Votre commission relève par ailleurs que l'article 6 de la loi du 8 février 2010 prévoyait la remise au Parlement, avant le 30 juin 2010, d'un rapport sur la prise en charge des victimes de violences sexuelles intrafamiliales. A sa connaissance, un tel rapport n'a jamais été remis au Parlement, près de trois ans après l'échéance fixée par le législateur, ce qui est regrettable.

Votre commission a adopté l'article 4 bis ainsi modifié.


* 44 Action commune 97/154/JAI du Conseil du 24 février 1997 relative à la lutte contre la traite des êtres humains et l'exploitation sexuelle des enfants.

* 45 Décision 2000/375/JAI du Conseil du 29 mai 2000 relative à la lutte contre la pédopornographie sur Internet.

* 46 Décision-cadre 2004/68/JAI du Conseil du 22 décembre 2003 relative à la lutte contre l'exploitation sexuelle des enfants et la pédopornographie.

* 47 Le traité de Lisbonne a en effet prévu que, désormais, les textes communautaires portant sur les questions de sécurité et de justice donneraient lieu à des directives adoptées selon la procédure législative ordinaire - en codécision avec le Parlement européen - et soumises au contrôle de la Cour de justice de l'Union européenne.

* 48 En France, la « majorité sexuelle » est fixée à 15 ans (voir infra).

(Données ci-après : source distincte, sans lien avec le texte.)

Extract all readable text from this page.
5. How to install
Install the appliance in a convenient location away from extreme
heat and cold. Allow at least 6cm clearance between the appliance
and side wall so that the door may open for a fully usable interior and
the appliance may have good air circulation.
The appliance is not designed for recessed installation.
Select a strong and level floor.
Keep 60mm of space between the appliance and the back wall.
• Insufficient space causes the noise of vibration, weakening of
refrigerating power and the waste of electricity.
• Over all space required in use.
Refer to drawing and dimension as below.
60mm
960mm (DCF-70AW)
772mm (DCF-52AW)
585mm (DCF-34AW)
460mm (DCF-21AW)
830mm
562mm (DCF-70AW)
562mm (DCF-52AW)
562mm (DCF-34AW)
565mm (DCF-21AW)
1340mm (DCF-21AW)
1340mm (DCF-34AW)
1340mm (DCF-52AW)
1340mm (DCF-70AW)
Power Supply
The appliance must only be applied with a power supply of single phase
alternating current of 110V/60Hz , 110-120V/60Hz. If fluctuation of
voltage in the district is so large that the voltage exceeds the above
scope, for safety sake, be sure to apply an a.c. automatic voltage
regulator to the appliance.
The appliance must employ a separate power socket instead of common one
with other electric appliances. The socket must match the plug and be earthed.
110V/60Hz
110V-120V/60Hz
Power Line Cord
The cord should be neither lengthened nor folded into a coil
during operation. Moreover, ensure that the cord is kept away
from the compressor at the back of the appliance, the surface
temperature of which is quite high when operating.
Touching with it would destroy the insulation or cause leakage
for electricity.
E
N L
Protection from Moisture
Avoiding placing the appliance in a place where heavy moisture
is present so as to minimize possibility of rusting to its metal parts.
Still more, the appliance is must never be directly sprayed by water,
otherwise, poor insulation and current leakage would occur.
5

* 49 Cass. Crim., 28 novembre 2006.

* 50 Voir par exemple Cass. Crim., 8 janvier 2003, qui a considéré que, dès lors que l'existence d'un fait principal punissable (exportation illicite de stupéfiants) a été souverainement constatée par la cour d'appel, la relaxe en faveur du prévenu principal pour défaut d'intention coupable n'exclut pas la culpabilité du complice.

* 51 Étude d'impact annexée au projet de loi, page 24.

* 52 En vertu du principe posé à l'article 121-3 du code pénal, selon lequel « il n'y a point de crime ou de délit sans intention de le commettre ».

* 53 Rapport n°840, fait au nom de la commission des lois de l'Assemblée nationale par Mme Marietta Karamanli, avril 2013, page 55.

* 54 Cette infraction a remplacé l'ancienne qualification d'excitation de mineurs à la débauche.

* 55 En raison, notamment, des délais de prescription très longs prévus pour ces infractions.